Project

Adaptive Multi-Drug Infusion Control System for General Anesthesia in Major Surgery (AMICAS)

Acronym
AMICAS
Code
41S07822
Duration
01 October 2022 → 30 September 2027
Funding
European funding: framework programme
Research disciplines
  • Engineering and technology
    • Automation and control systems
    • Signal processing
    • Biomedical modelling
Keywords
systems and control Bioelectronics biomedical engineering and instrumentation analytic modelling
 
Project description

A major challenge in anesthesia is to adapt the drug infusion rates from observed patient response to surgical stimuli. The patient models are based on nominal population characteristic response and lack specific surgical effects. In major surgery (e.g. cardiac, transplant, obese patients) modelling uncertainty stems from significant blood losses, anomalous drug diffusion, drug effect synergy/antagonism, anesthetic-hemodynamic interactions, etc. This complex optimisation problem requires superhuman abilities of the anesthesiologist.
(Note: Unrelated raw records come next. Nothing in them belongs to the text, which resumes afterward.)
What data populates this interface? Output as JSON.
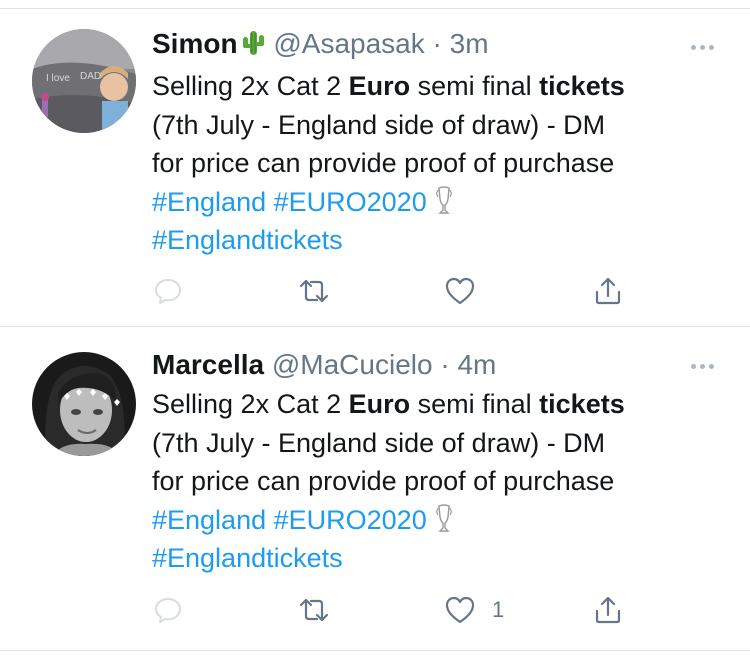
{
  "tweets": [
    {
      "name": "Simon",
      "name_emoji": "cactus-emoji",
      "handle": "@Asapasak",
      "separator": "·",
      "time": "3m",
      "text": {
        "w1": "Selling 2x Cat 2 ",
        "euro": "Euro",
        "w2": " semi final ",
        "tickets": "tickets",
        "w3": "(7th July - England side of draw) - DM",
        "w4": "for price can provide proof of purchase",
        "tag1": "#England",
        "tag2": "#EURO2020",
        "tag3": "#Englandtickets"
      },
      "like_count": ""
    },
    {
      "name": "Marcella",
      "handle": "@MaCucielo",
      "separator": "·",
      "time": "4m",
      "text": {
        "w1": "Selling 2x Cat 2 ",
        "euro": "Euro",
        "w2": " semi final ",
        "tickets": "tickets",
        "w3": "(7th July - England side of draw) - DM",
        "w4": "for price can provide proof of purchase",
        "tag1": "#England",
        "tag2": "#EURO2020",
        "tag3": "#Englandtickets"
      },
      "like_count": "1"
    }
  ],
  "colors": {
    "link": "#1d9bf0",
    "muted": "#657786",
    "icon": "#657786",
    "divider": "#dfe3e6"
  },
  "icons": [
    "reply-icon",
    "retweet-icon",
    "like-icon",
    "share-icon",
    "more-icon",
    "trophy-icon"
  ]
}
Computer controlled anesthesia holds the answer to be the game changer for best surgery outcomes. Although few, clinical studies report that computer based anesthesia for one or two drugs outperforms manual management. In reality, clinical practice mitigates a multi-drug optimization problem while accommodating large patient model uncertainty. The anesthesiologist makes decisions based on future surgeon actions and expected patient response. This is a predictive control strategy, a mature methodology in systems and control engineering with potential to faster recovery times and lower risk of complications.

The goal of AMICAS is to advance the scope and clinical use of computer based constrained optimization of multi-drug infusion rates for anesthesia with strong effects on hemodynamics. We plan to identify multivariable models and minimize the large uncertainties in patient response. With adaptation mechanisms from nominal to individual patient models, we design multivariable optimal predictive control methodologies to manage strongly coupled dynamics. To maximize performance of the closed loop, we model the surgical stimulus as a known disturbance signal and additional bolus infusions from anesthesiologist as known inputs.

Integrating human expertise with computer optimization provides a successful solution for breakthrough into clinical practice.

 
Role of Ghent University
Ghent University is the host institution for this project, endorsing groundbreaking research and providing full administrative and infrastructure support, with special care for psychosocial well-being environment of its employees.